Friday, April 13, 2012

How to Push Through a Wall

That really is the question for me these days. I briefly mentioned in my last post almost two weeks ago, now, that I needed something to shake things up. It took me a little bit to figure out what I really needed. But I think I got it: I need to get away for a few days.

And not just anywhere. I mean, I could very well sign out a hermitage for a few days if there was one free, or sign out a place down at camp, or go home for a weekend. I thought of all of those options. But what really kept popping up was the need to be a 23 year-old. My solution? Head to NYC/Long Island for a few days!

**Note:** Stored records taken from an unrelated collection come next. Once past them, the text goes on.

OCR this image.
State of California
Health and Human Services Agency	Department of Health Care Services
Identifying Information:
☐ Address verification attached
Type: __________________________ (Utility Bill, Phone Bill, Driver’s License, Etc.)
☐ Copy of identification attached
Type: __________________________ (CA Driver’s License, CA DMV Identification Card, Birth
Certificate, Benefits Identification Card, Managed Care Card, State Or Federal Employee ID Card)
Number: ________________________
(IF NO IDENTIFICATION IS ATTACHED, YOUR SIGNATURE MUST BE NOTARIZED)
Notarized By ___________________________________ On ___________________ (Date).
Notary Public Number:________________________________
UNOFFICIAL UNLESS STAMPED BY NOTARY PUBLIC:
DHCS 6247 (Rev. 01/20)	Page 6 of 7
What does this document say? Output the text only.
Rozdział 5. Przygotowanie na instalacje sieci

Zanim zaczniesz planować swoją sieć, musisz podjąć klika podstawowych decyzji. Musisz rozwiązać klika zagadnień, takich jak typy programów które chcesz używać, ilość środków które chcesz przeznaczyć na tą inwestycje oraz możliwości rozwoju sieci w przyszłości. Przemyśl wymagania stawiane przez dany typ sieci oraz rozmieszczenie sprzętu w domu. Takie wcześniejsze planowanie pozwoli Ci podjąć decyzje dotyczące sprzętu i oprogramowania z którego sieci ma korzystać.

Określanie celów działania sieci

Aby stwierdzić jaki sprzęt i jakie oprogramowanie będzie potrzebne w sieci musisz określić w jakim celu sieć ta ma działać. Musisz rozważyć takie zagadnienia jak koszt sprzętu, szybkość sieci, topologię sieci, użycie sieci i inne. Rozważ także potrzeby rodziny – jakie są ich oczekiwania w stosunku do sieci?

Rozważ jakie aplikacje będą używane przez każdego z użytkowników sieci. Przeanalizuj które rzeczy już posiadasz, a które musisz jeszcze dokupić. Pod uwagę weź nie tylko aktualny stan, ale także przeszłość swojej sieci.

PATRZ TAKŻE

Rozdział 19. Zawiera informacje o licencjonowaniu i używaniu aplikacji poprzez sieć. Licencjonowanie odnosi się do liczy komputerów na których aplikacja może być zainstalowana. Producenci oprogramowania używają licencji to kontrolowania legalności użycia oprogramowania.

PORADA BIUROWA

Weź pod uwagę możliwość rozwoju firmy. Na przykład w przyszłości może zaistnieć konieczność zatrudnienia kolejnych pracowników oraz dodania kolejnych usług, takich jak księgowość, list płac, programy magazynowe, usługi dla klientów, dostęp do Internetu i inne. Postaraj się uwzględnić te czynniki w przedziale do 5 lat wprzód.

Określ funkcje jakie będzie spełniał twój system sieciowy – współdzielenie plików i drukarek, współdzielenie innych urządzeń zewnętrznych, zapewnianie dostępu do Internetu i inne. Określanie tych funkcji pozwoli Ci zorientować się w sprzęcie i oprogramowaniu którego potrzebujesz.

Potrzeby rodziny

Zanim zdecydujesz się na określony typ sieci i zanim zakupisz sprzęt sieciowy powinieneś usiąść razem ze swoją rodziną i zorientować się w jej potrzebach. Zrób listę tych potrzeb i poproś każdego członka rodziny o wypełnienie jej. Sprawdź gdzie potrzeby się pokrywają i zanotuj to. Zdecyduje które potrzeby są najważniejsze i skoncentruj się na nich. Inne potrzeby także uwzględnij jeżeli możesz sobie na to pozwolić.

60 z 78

Don't get me wrong, I really do love it here at the Mount. I'm pretty content hanging out reading, putzing around online, playing games with a group of sisters, and just in general hanging out with different sisters here and there. I'm pretty easy going and it doesn't take a lot to entertain me most of the time. I just allow opportunities to materialize. However, that doesn't erase the rather obvious generational gap between us younger Rieppers and the rest of the community. It isn't a bad thing at all. I'm really quite comfortable with it most of the time. As one sister put it last week, Carrie and I are, in a sense, "ageless". She said we meld very well with various age groups. I think she's right, but every now and then I find myself wishing I had a few more people around my age to go out with and have some fun. But then, of course, that would involve time and money, both of which I do not have much of these days. Then again, some might argue that I have more time than I think, and the latter is not all that necessary to have a good time. Anyhoo, I broke down and booked a trip with Carrie to visit our friend who is just finishing up her first year of grad school at Long Island University.

I can't exactly pinpoint why I'm hitting my wall right this moment. It was bound to happen, and I'm honestly surprised that I made it about 7 months in before it hit. I don't have a problem with anything or anyone. I just need a little vacation before I tackle the final few months of the program, and then prepare to enter the chaotic world that is graduate school. I'm looking forward to the trip, and looking forward to reuniting with my friend who, by the time we arrive at the end of May, I will not have seen in about a year.